Section 4 Delivery period and delay in delivery

(1) The delivery period shall be agreed individually or stated by us upon acceptance of the order.

(2) If we are unable to meeting binding delivery deadlines for reasons for which we are not responsible (non-availability of the Goods/services), we shall inform the buyer and at the same time notify the buyer of the prospective new delivery deadline. If the Goods/services are not available within the new delivery period either, we shall be entitled to rescind the contract in whole or in part; we will refund without undue delay any consideration already paid by the buyer. Non-availability of the Goods/services for the purposes hereof means in particular, but without limitation, failure of our supplier to deliver goods/services on time in cases in the case we entered into a congruent covering transaction and neither we nor our supplier are at fault or we are not obliged to procure in the particular case.

(3) The occurrence of our default in delivery shall be subject to the provisions of statutory law. In any case, however, a written reminder by the buyer shall be required.

(4) The following applies to entrepreneurs: If we default on delivery the buyer may demand a lump-sum compensation for the loss/damage the buyer suffered on account of such default. The lump-sum compensation shall amount to 0.5% of the net price (value of the Goods to be delivered) for each full calendar week of the delay but shall not exceed a maximum total amount of 5 % of the value of the Goods to be delivered. We reserve the right to prove that the buyer did not suffer any loss/damage at all or that it suffered significantly lower loss/damage than the aforementioned lump sum.

(5) The rights of the buyer pursuant to section 10 of these GTCS and our rights under statutory law, in particular in the event of an exemption from the obligation to perform (e.g. due to impossibility or unreasonableness of performance and/or subsequent performance (Nacherfüllung under German law), shall not be affected.

Section 5 Delivery, passing of risk, formal acceptance, default on acceptance

(1) The following applies to consumers:

(a) Unless otherwise agreed, delivery shall be made directly to a dealer selected by the consumer who has his registered office within a radius of 50 km from the consumer's place of residence. In this case, the goods are delivered in a bicycle box; our dealer mounts the pedals and, in consultation with the consumer, the saddle and handlebars. Subsequently, the goods are subjected to a functional check by the dealer and then handed over to the consumer in a ready-to-ride condition.

(b) If none of our dealers has its registered office within a radius of 50km from the consumer's place of residence, we shall deliver the goods directly to the consumer, unless otherwise agreed. The goods will be delivered in a bicycle box; the consumer shall then put the goods in a ready-to-ride condition in accordance with the operating instructions.
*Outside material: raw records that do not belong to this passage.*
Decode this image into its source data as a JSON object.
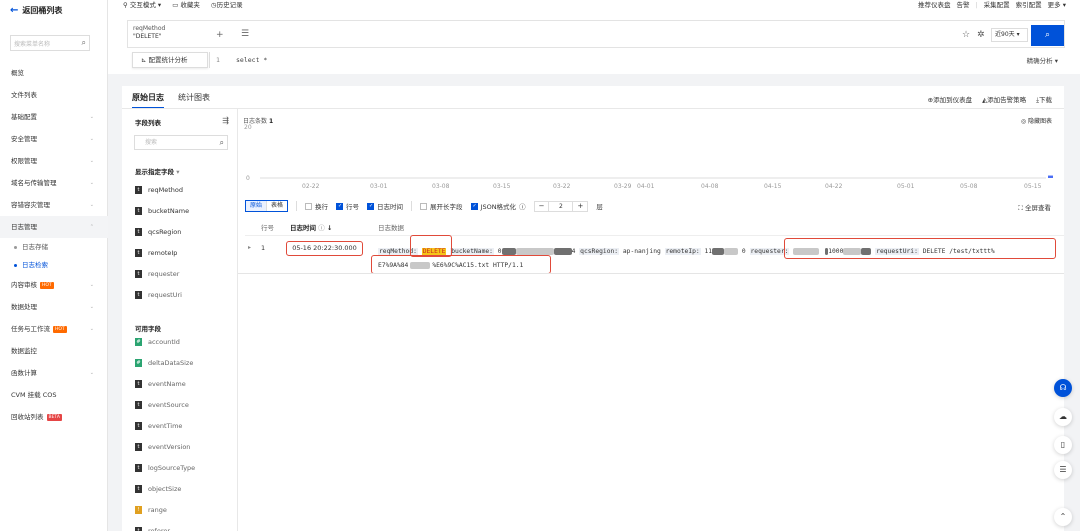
{
  "sidebar": {
    "back_label": "返回桶列表",
    "search_placeholder": "搜索菜单名称",
    "items": [
      {
        "label": "概览"
      },
      {
        "label": "文件列表"
      },
      {
        "label": "基础配置"
      },
      {
        "label": "安全管理"
      },
      {
        "label": "权限管理"
      },
      {
        "label": "域名与传输管理"
      },
      {
        "label": "容错容灾管理"
      },
      {
        "label": "日志管理"
      },
      {
        "label": "日志存储"
      },
      {
        "label": "日志检索"
      },
      {
        "label": "内容审核",
        "badge": "HOT"
      },
      {
        "label": "数据处理"
      },
      {
        "label": "任务与工作流",
        "badge": "HOT"
      },
      {
        "label": "数据监控"
      },
      {
        "label": "函数计算"
      },
      {
        "label": "CVM 挂载 COS"
      },
      {
        "label": "回收站列表",
        "badge": "BETA"
      }
    ]
  },
  "toolbar": {
    "interactive_mode": "交互模式",
    "favorites": "收藏夹",
    "history": "历史记录",
    "recommend_dashboard": "推荐仪表盘",
    "alarm": "告警",
    "collect_config": "采集配置",
    "index_config": "索引配置",
    "more": "更多"
  },
  "query": {
    "chip_key": "reqMethod",
    "chip_value": "\"DELETE\"",
    "time_range": "近90天",
    "config_stats": "配置统计分析",
    "line_no": "1",
    "sql": "select *",
    "precise_analysis": "精确分析"
  },
  "panel": {
    "tab_raw": "原始日志",
    "tab_chart": "统计图表",
    "add_dashboard": "添加到仪表盘",
    "add_alarm": "添加告警策略",
    "download": "下载",
    "field_list": "字段列表",
    "field_search": "搜索",
    "shown_fields_title": "显示指定字段",
    "shown_fields": [
      "reqMethod",
      "bucketName",
      "qcsRegion",
      "remoteIp",
      "requester",
      "requestUri"
    ],
    "available_title": "可用字段",
    "available_fields": [
      {
        "name": "accountId",
        "tag": "#"
      },
      {
        "name": "deltaDataSize",
        "tag": "#"
      },
      {
        "name": "eventName",
        "tag": "t"
      },
      {
        "name": "eventSource",
        "tag": "t"
      },
      {
        "name": "eventTime",
        "tag": "t"
      },
      {
        "name": "eventVersion",
        "tag": "t"
      },
      {
        "name": "logSourceType",
        "tag": "t"
      },
      {
        "name": "objectSize",
        "tag": "t"
      },
      {
        "name": "range",
        "tag": "!"
      },
      {
        "name": "referer",
        "tag": "t"
      }
    ]
  },
  "chart": {
    "count_label": "日志条数",
    "count_value": "1",
    "hide_chart": "隐藏图表",
    "y_max": "20",
    "y_min": "0"
  },
  "chart_data": {
    "type": "bar",
    "title": "日志条数 1",
    "categories": [
      "02-22",
      "03-01",
      "03-08",
      "03-15",
      "03-22",
      "03-29",
      "04-01",
      "04-08",
      "04-15",
      "04-22",
      "05-01",
      "05-08",
      "05-15"
    ],
    "values": [
      0,
      0,
      0,
      0,
      0,
      0,
      0,
      0,
      0,
      0,
      0,
      0,
      1
    ],
    "ylim": [
      0,
      20
    ],
    "xlabel": "",
    "ylabel": ""
  },
  "log_toolbar": {
    "raw": "原始",
    "table": "表格",
    "wrap": "换行",
    "line_no": "行号",
    "log_time": "日志时间",
    "expand_long": "展开长字段",
    "json_format": "JSON格式化",
    "level": "2",
    "level_unit": "层",
    "fullscreen": "全屏查看"
  },
  "table": {
    "col_line": "行号",
    "col_time": "日志时间",
    "col_data": "日志数据",
    "row_num": "1",
    "row_time": "05-16 20:22:30.000",
    "k_reqMethod": "reqMethod:",
    "v_reqMethod": "DELETE",
    "k_bucketName": "bucketName:",
    "v_bucket_prefix": "0",
    "v_bucket_suffix": "4",
    "k_qcsRegion": "qcsRegion:",
    "v_qcsRegion": "ap-nanjing",
    "k_remoteIp": "remoteIp:",
    "v_remoteIp": "11",
    "v_remote_tail": "0",
    "k_requester": "requester:",
    "v_requester_mid": "1000",
    "k_requestUri": "requestUri:",
    "v_requestUri": "DELETE /test/txttt%",
    "v_uri_line2_a": "E7%9A%84",
    "v_uri_line2_b": "%E6%9C%AC15.txt HTTP/1.1"
  },
  "colors": {
    "accent": "#0052d9",
    "highlight_box": "#e04a3a",
    "hot_badge": "#ff6a00"
  }
}
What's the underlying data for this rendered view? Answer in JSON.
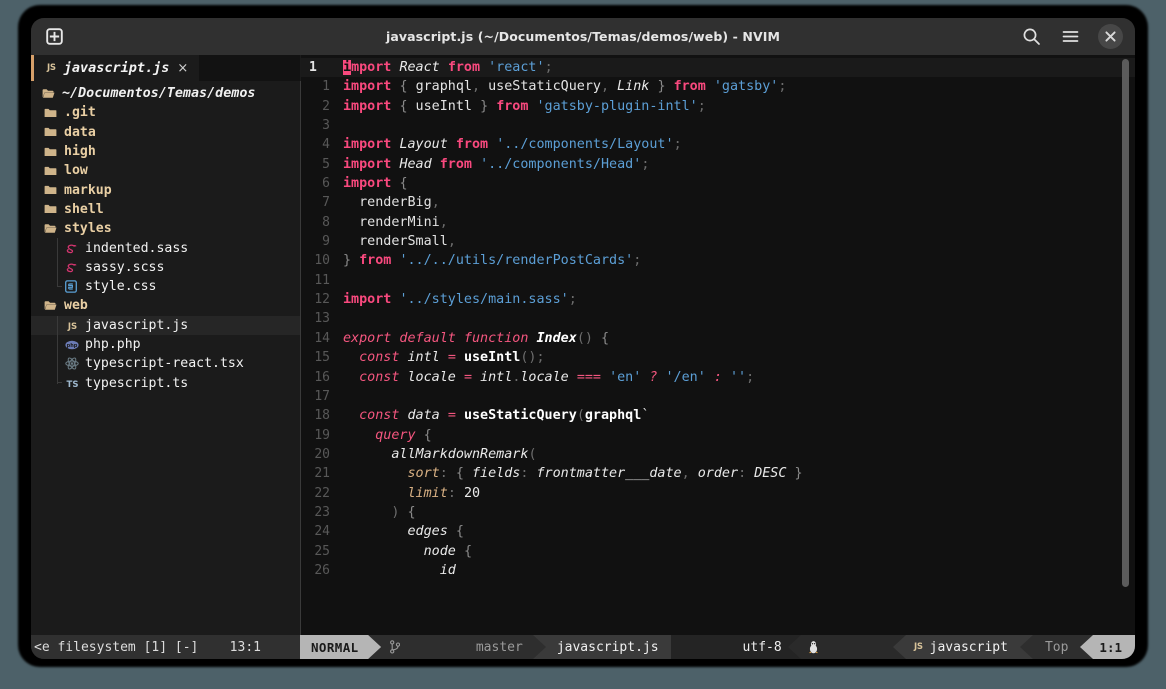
{
  "window": {
    "title": "javascript.js (~/Documentos/Temas/demos/web) - NVIM",
    "new_tab_icon": "new-tab-icon",
    "search_icon": "search-icon",
    "menu_icon": "hamburger-menu-icon",
    "close_icon": "close-icon",
    "background_color": "#4d6169",
    "chrome_color": "#303030"
  },
  "tabline": {
    "tab": {
      "icon": "JS",
      "icon_name": "javascript-file-icon",
      "label": "javascript.js",
      "close": "×",
      "accent_color": "#d7a06a"
    }
  },
  "sidebar": {
    "root": {
      "label": "~/Documentos/Temas/demos",
      "icon": "folder-open-icon"
    },
    "items": [
      {
        "label": ".git",
        "type": "folder",
        "icon": "folder-icon",
        "depth": 1,
        "selected": false
      },
      {
        "label": "data",
        "type": "folder",
        "icon": "folder-icon",
        "depth": 1,
        "selected": false
      },
      {
        "label": "high",
        "type": "folder",
        "icon": "folder-icon",
        "depth": 1,
        "selected": false
      },
      {
        "label": "low",
        "type": "folder",
        "icon": "folder-icon",
        "depth": 1,
        "selected": false
      },
      {
        "label": "markup",
        "type": "folder",
        "icon": "folder-icon",
        "depth": 1,
        "selected": false
      },
      {
        "label": "shell",
        "type": "folder",
        "icon": "folder-icon",
        "depth": 1,
        "selected": false
      },
      {
        "label": "styles",
        "type": "folder",
        "icon": "folder-open-icon",
        "depth": 1,
        "selected": false
      },
      {
        "label": "indented.sass",
        "type": "file",
        "icon": "sass-file-icon",
        "depth": 2,
        "selected": false
      },
      {
        "label": "sassy.scss",
        "type": "file",
        "icon": "sass-file-icon",
        "depth": 2,
        "selected": false
      },
      {
        "label": "style.css",
        "type": "file",
        "icon": "css-file-icon",
        "depth": 2,
        "selected": false,
        "last": true
      },
      {
        "label": "web",
        "type": "folder",
        "icon": "folder-open-icon",
        "depth": 1,
        "selected": false
      },
      {
        "label": "javascript.js",
        "type": "file",
        "icon": "javascript-file-icon",
        "depth": 2,
        "selected": true
      },
      {
        "label": "php.php",
        "type": "file",
        "icon": "php-file-icon",
        "depth": 2,
        "selected": false
      },
      {
        "label": "typescript-react.tsx",
        "type": "file",
        "icon": "react-file-icon",
        "depth": 2,
        "selected": false
      },
      {
        "label": "typescript.ts",
        "type": "file",
        "icon": "typescript-file-icon",
        "depth": 2,
        "selected": false,
        "last": true
      }
    ]
  },
  "editor": {
    "filetype": "javascript",
    "cursor_char": "i",
    "lines": [
      {
        "num": "1",
        "current": true,
        "tokens": [
          {
            "t": "i",
            "c": "cursor"
          },
          {
            "t": "mport",
            "c": "kw"
          },
          {
            "t": " ",
            "c": "plain"
          },
          {
            "t": "React",
            "c": "id"
          },
          {
            "t": " ",
            "c": "plain"
          },
          {
            "t": "from",
            "c": "kw"
          },
          {
            "t": " ",
            "c": "plain"
          },
          {
            "t": "'react'",
            "c": "str"
          },
          {
            "t": ";",
            "c": "pun"
          }
        ]
      },
      {
        "num": "1",
        "current": false,
        "tokens": [
          {
            "t": "import",
            "c": "kw"
          },
          {
            "t": " ",
            "c": "plain"
          },
          {
            "t": "{",
            "c": "punl"
          },
          {
            "t": " ",
            "c": "plain"
          },
          {
            "t": "graphql",
            "c": "plain"
          },
          {
            "t": ",",
            "c": "pun"
          },
          {
            "t": " useStaticQuery",
            "c": "plain"
          },
          {
            "t": ",",
            "c": "pun"
          },
          {
            "t": " ",
            "c": "plain"
          },
          {
            "t": "Link",
            "c": "id"
          },
          {
            "t": " ",
            "c": "plain"
          },
          {
            "t": "}",
            "c": "punl"
          },
          {
            "t": " ",
            "c": "plain"
          },
          {
            "t": "from",
            "c": "kw"
          },
          {
            "t": " ",
            "c": "plain"
          },
          {
            "t": "'gatsby'",
            "c": "str"
          },
          {
            "t": ";",
            "c": "pun"
          }
        ]
      },
      {
        "num": "2",
        "current": false,
        "tokens": [
          {
            "t": "import",
            "c": "kw"
          },
          {
            "t": " ",
            "c": "plain"
          },
          {
            "t": "{",
            "c": "punl"
          },
          {
            "t": " useIntl ",
            "c": "plain"
          },
          {
            "t": "}",
            "c": "punl"
          },
          {
            "t": " ",
            "c": "plain"
          },
          {
            "t": "from",
            "c": "kw"
          },
          {
            "t": " ",
            "c": "plain"
          },
          {
            "t": "'gatsby-plugin-intl'",
            "c": "str"
          },
          {
            "t": ";",
            "c": "pun"
          }
        ]
      },
      {
        "num": "3",
        "current": false,
        "tokens": []
      },
      {
        "num": "4",
        "current": false,
        "tokens": [
          {
            "t": "import",
            "c": "kw"
          },
          {
            "t": " ",
            "c": "plain"
          },
          {
            "t": "Layout",
            "c": "id"
          },
          {
            "t": " ",
            "c": "plain"
          },
          {
            "t": "from",
            "c": "kw"
          },
          {
            "t": " ",
            "c": "plain"
          },
          {
            "t": "'../components/Layout'",
            "c": "str"
          },
          {
            "t": ";",
            "c": "pun"
          }
        ]
      },
      {
        "num": "5",
        "current": false,
        "tokens": [
          {
            "t": "import",
            "c": "kw"
          },
          {
            "t": " ",
            "c": "plain"
          },
          {
            "t": "Head",
            "c": "id"
          },
          {
            "t": " ",
            "c": "plain"
          },
          {
            "t": "from",
            "c": "kw"
          },
          {
            "t": " ",
            "c": "plain"
          },
          {
            "t": "'../components/Head'",
            "c": "str"
          },
          {
            "t": ";",
            "c": "pun"
          }
        ]
      },
      {
        "num": "6",
        "current": false,
        "tokens": [
          {
            "t": "import",
            "c": "kw"
          },
          {
            "t": " ",
            "c": "plain"
          },
          {
            "t": "{",
            "c": "punl"
          }
        ]
      },
      {
        "num": "7",
        "current": false,
        "tokens": [
          {
            "t": "  renderBig",
            "c": "plain"
          },
          {
            "t": ",",
            "c": "pun"
          }
        ]
      },
      {
        "num": "8",
        "current": false,
        "tokens": [
          {
            "t": "  renderMini",
            "c": "plain"
          },
          {
            "t": ",",
            "c": "pun"
          }
        ]
      },
      {
        "num": "9",
        "current": false,
        "tokens": [
          {
            "t": "  renderSmall",
            "c": "plain"
          },
          {
            "t": ",",
            "c": "pun"
          }
        ]
      },
      {
        "num": "10",
        "current": false,
        "tokens": [
          {
            "t": "}",
            "c": "punl"
          },
          {
            "t": " ",
            "c": "plain"
          },
          {
            "t": "from",
            "c": "kw"
          },
          {
            "t": " ",
            "c": "plain"
          },
          {
            "t": "'../../utils/renderPostCards'",
            "c": "str"
          },
          {
            "t": ";",
            "c": "pun"
          }
        ]
      },
      {
        "num": "11",
        "current": false,
        "tokens": []
      },
      {
        "num": "12",
        "current": false,
        "tokens": [
          {
            "t": "import",
            "c": "kw"
          },
          {
            "t": " ",
            "c": "plain"
          },
          {
            "t": "'../styles/main.sass'",
            "c": "str"
          },
          {
            "t": ";",
            "c": "pun"
          }
        ]
      },
      {
        "num": "13",
        "current": false,
        "tokens": []
      },
      {
        "num": "14",
        "current": false,
        "tokens": [
          {
            "t": "export default function",
            "c": "kwi"
          },
          {
            "t": " ",
            "c": "plain"
          },
          {
            "t": "Index",
            "c": "idb"
          },
          {
            "t": "()",
            "c": "pun"
          },
          {
            "t": " ",
            "c": "plain"
          },
          {
            "t": "{",
            "c": "punl"
          }
        ]
      },
      {
        "num": "15",
        "current": false,
        "tokens": [
          {
            "t": "  ",
            "c": "plain"
          },
          {
            "t": "const",
            "c": "kwi"
          },
          {
            "t": " ",
            "c": "plain"
          },
          {
            "t": "intl",
            "c": "id"
          },
          {
            "t": " ",
            "c": "plain"
          },
          {
            "t": "=",
            "c": "kwi"
          },
          {
            "t": " ",
            "c": "plain"
          },
          {
            "t": "useIntl",
            "c": "fn"
          },
          {
            "t": "()",
            "c": "pun"
          },
          {
            "t": ";",
            "c": "pun"
          }
        ]
      },
      {
        "num": "16",
        "current": false,
        "tokens": [
          {
            "t": "  ",
            "c": "plain"
          },
          {
            "t": "const",
            "c": "kwi"
          },
          {
            "t": " ",
            "c": "plain"
          },
          {
            "t": "locale",
            "c": "id"
          },
          {
            "t": " ",
            "c": "plain"
          },
          {
            "t": "=",
            "c": "kwi"
          },
          {
            "t": " ",
            "c": "plain"
          },
          {
            "t": "intl",
            "c": "id"
          },
          {
            "t": ".",
            "c": "pun"
          },
          {
            "t": "locale",
            "c": "id"
          },
          {
            "t": " ",
            "c": "plain"
          },
          {
            "t": "===",
            "c": "kwi"
          },
          {
            "t": " ",
            "c": "plain"
          },
          {
            "t": "'en'",
            "c": "str"
          },
          {
            "t": " ",
            "c": "plain"
          },
          {
            "t": "?",
            "c": "kwi"
          },
          {
            "t": " ",
            "c": "plain"
          },
          {
            "t": "'/en'",
            "c": "str"
          },
          {
            "t": " ",
            "c": "plain"
          },
          {
            "t": ":",
            "c": "kwi"
          },
          {
            "t": " ",
            "c": "plain"
          },
          {
            "t": "''",
            "c": "str"
          },
          {
            "t": ";",
            "c": "pun"
          }
        ]
      },
      {
        "num": "17",
        "current": false,
        "tokens": []
      },
      {
        "num": "18",
        "current": false,
        "tokens": [
          {
            "t": "  ",
            "c": "plain"
          },
          {
            "t": "const",
            "c": "kwi"
          },
          {
            "t": " ",
            "c": "plain"
          },
          {
            "t": "data",
            "c": "id"
          },
          {
            "t": " ",
            "c": "plain"
          },
          {
            "t": "=",
            "c": "kwi"
          },
          {
            "t": " ",
            "c": "plain"
          },
          {
            "t": "useStaticQuery",
            "c": "fn"
          },
          {
            "t": "(",
            "c": "pun"
          },
          {
            "t": "graphql",
            "c": "fn"
          },
          {
            "t": "`",
            "c": "plain"
          }
        ]
      },
      {
        "num": "19",
        "current": false,
        "tokens": [
          {
            "t": "    ",
            "c": "plain"
          },
          {
            "t": "query",
            "c": "kwi"
          },
          {
            "t": " ",
            "c": "plain"
          },
          {
            "t": "{",
            "c": "punl"
          }
        ]
      },
      {
        "num": "20",
        "current": false,
        "tokens": [
          {
            "t": "      ",
            "c": "plain"
          },
          {
            "t": "allMarkdownRemark",
            "c": "id"
          },
          {
            "t": "(",
            "c": "pun"
          }
        ]
      },
      {
        "num": "21",
        "current": false,
        "tokens": [
          {
            "t": "        ",
            "c": "plain"
          },
          {
            "t": "sort",
            "c": "prop"
          },
          {
            "t": ":",
            "c": "pun"
          },
          {
            "t": " ",
            "c": "plain"
          },
          {
            "t": "{",
            "c": "punl"
          },
          {
            "t": " ",
            "c": "plain"
          },
          {
            "t": "fields",
            "c": "id"
          },
          {
            "t": ":",
            "c": "pun"
          },
          {
            "t": " ",
            "c": "plain"
          },
          {
            "t": "frontmatter___date",
            "c": "id"
          },
          {
            "t": ",",
            "c": "pun"
          },
          {
            "t": " ",
            "c": "plain"
          },
          {
            "t": "order",
            "c": "id"
          },
          {
            "t": ":",
            "c": "pun"
          },
          {
            "t": " ",
            "c": "plain"
          },
          {
            "t": "DESC",
            "c": "id"
          },
          {
            "t": " ",
            "c": "plain"
          },
          {
            "t": "}",
            "c": "punl"
          }
        ]
      },
      {
        "num": "22",
        "current": false,
        "tokens": [
          {
            "t": "        ",
            "c": "plain"
          },
          {
            "t": "limit",
            "c": "prop"
          },
          {
            "t": ":",
            "c": "pun"
          },
          {
            "t": " ",
            "c": "plain"
          },
          {
            "t": "20",
            "c": "num"
          }
        ]
      },
      {
        "num": "23",
        "current": false,
        "tokens": [
          {
            "t": "      ",
            "c": "plain"
          },
          {
            "t": ")",
            "c": "pun"
          },
          {
            "t": " ",
            "c": "plain"
          },
          {
            "t": "{",
            "c": "punl"
          }
        ]
      },
      {
        "num": "24",
        "current": false,
        "tokens": [
          {
            "t": "        ",
            "c": "plain"
          },
          {
            "t": "edges",
            "c": "id"
          },
          {
            "t": " ",
            "c": "plain"
          },
          {
            "t": "{",
            "c": "punl"
          }
        ]
      },
      {
        "num": "25",
        "current": false,
        "tokens": [
          {
            "t": "          ",
            "c": "plain"
          },
          {
            "t": "node",
            "c": "id"
          },
          {
            "t": " ",
            "c": "plain"
          },
          {
            "t": "{",
            "c": "punl"
          }
        ]
      },
      {
        "num": "26",
        "current": false,
        "tokens": [
          {
            "t": "            ",
            "c": "plain"
          },
          {
            "t": "id",
            "c": "id"
          }
        ]
      }
    ]
  },
  "statusline": {
    "left": "<e filesystem [1] [-]    13:1",
    "mode": "NORMAL",
    "git_icon": "git-branch-icon",
    "branch": "master",
    "filename": "javascript.js",
    "encoding": "utf-8",
    "os_icon": "linux-penguin-icon",
    "lang_icon": "JS",
    "lang": "javascript",
    "scroll": "Top",
    "position": "1:1"
  }
}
(2) The following applies to entrepreneurs:

(a) Unless otherwise agreed in the individual case, delivery shall be EXW (Ex Works, Incoterms 2020) Zur Steinkuhle 2, 48341 Altenberge, Germany, which shall also be the place of performance for delivery and subsequent performance. At the request and expense of the Buyer, the Goods shall be shipped to a different destination (Versendungskauf under German law = goods sold to be delivered to another destination according to buyer's instructions). Unless agreed otherwise, we shall be entitled to choose the type of shipment (in particular transport company, shipping route, packaging) at our discretion.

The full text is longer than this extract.